Loaded Baked Potato Skins
4 large baking potatoes, washed
3 T butter, melted
2 t kosher salt
1 1/2 – 2 c of shredded cheddar cheese
7 slices bacon, cooked & crumbled
Preheat oven to 400 degrees. Cover a baking sheet with foil and spray with non-stick cooking spray. Set aside. Wash potatoes and then cut the ends off of the potatoes and discard. Next cut the rest of the potatoes into 1/2 inch slices. Brush both sides and edges of the potatoes with butter and sprinkle with salt. Place on the pan and bake for 30-40 minutes, or until lightly browned, turning potatoes halfway through. When potatoes are done, top with cheese and bacon. Continue baking for 3-5 minutes until cheese is melted.

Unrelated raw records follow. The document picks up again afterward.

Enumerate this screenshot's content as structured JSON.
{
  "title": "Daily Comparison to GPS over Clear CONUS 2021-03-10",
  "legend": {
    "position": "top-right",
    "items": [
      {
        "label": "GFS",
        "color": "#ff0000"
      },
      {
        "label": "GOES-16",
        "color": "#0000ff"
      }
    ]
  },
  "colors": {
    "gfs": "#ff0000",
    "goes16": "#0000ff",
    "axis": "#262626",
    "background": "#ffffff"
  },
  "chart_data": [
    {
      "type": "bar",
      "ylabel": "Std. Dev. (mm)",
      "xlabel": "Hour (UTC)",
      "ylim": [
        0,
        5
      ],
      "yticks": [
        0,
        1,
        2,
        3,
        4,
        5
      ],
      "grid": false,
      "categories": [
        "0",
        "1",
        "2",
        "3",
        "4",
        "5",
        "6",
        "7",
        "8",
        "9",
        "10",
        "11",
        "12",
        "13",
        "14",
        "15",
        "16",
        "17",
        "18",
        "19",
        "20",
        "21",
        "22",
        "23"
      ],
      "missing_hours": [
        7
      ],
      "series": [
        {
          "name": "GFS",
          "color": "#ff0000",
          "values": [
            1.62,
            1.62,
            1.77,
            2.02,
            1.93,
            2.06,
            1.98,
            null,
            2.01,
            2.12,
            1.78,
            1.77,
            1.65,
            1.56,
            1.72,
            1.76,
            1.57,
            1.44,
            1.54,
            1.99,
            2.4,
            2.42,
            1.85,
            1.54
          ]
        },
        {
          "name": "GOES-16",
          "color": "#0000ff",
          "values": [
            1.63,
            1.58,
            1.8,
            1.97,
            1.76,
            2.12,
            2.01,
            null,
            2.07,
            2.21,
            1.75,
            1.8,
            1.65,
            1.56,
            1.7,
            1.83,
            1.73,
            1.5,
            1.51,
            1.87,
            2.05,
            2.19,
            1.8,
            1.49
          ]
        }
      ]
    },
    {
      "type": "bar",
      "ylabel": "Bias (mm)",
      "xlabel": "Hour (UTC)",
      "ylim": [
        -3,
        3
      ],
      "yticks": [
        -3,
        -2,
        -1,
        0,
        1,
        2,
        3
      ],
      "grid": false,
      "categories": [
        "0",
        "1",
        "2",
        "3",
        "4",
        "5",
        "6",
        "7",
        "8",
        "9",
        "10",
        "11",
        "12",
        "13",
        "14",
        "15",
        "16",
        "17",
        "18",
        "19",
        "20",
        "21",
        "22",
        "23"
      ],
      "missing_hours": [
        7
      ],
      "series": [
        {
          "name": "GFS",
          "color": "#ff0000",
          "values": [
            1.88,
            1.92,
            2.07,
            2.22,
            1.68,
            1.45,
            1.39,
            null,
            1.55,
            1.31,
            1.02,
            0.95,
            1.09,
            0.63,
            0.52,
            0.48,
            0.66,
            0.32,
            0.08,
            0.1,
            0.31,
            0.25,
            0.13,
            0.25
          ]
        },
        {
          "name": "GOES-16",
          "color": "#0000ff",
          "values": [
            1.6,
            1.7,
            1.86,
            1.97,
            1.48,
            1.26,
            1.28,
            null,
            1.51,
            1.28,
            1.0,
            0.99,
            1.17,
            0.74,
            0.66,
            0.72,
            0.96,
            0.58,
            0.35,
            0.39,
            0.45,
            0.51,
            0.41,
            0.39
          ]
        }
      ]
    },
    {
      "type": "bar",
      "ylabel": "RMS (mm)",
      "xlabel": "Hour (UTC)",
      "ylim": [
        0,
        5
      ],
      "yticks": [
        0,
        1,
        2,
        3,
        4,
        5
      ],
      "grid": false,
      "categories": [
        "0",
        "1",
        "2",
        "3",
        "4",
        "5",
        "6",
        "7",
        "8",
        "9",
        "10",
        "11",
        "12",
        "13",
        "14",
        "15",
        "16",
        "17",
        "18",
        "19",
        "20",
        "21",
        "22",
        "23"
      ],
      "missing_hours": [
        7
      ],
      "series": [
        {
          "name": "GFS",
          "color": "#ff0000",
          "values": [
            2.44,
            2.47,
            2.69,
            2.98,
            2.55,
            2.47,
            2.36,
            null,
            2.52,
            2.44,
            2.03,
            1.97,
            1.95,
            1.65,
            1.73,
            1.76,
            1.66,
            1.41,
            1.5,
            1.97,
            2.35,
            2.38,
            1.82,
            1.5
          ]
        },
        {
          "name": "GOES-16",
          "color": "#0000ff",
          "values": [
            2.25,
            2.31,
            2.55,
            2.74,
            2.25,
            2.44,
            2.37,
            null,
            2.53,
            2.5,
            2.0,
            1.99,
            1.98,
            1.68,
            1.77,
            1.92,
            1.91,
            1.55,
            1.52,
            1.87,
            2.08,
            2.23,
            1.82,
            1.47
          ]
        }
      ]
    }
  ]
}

My Recipe Notes: You can pretty much use as many potatoes, bacon, & cheese as you want. We did not top with green onions or sour cream – BIG MISTAKE. I love fully loaded potatoes, so I would definitely top with cheese, bacon, green onions, and sour cream. Recipe credit HERE.
Champagne Cake Balls
1 package white cake mix
1 ¼ c Champagne
⅓ c oil
4 egg whites
1 (16 ounce) container prepared vanilla cake frosting
10 ounces white chocolate chips
Preheat oven to 350 degrees F. Spray a 13×9-inch baking pan with nonstick cooking spray. Set aside. In a large bowl, beat cake mix, Champagne, canola oil, and egg whites at medium speed with a mixer until smooth. Pour batter into prepared pan. Bake for 15 to 20 minutes, or until a toothpick inserted in center comes out clean. Cool in pan for about 30 minutes. Using your hands, crumble the cake into a large bowl. Using a stand mixer or a hand mixer, mix in the can of frosting until well combined. Place the bowl in the refrigerator for at least 3 hours or overnight. Line a baking tray with wax paper. Form small round balls with your cake mixture by rolling between your palms or by using a melon baller. Place on wax paper. Once you have used all of the cake mixture, place the baking tray in the freezer for 1 hour. Melt the white chocolate in a glass bowl in the microwave, stirring every 20-30 seconds until smooth. Remove the balls from the freezer. Using one toothpick, pick up the balls one at a time and dip in the chocolate. Use a second toothpick to slide the ball off the first toothpick onto the wax paper lined baking tray.
My Recipe Notes: Yeah…I have none. My friend made these. I just drank the leftover champagne and ate all the cake balls. Recipe credit HERE.
There you have it! Five fantastic recipes to use for really any type of party. There’s no need to wait until NYE 2016 to use these. Let me know how they work out for you!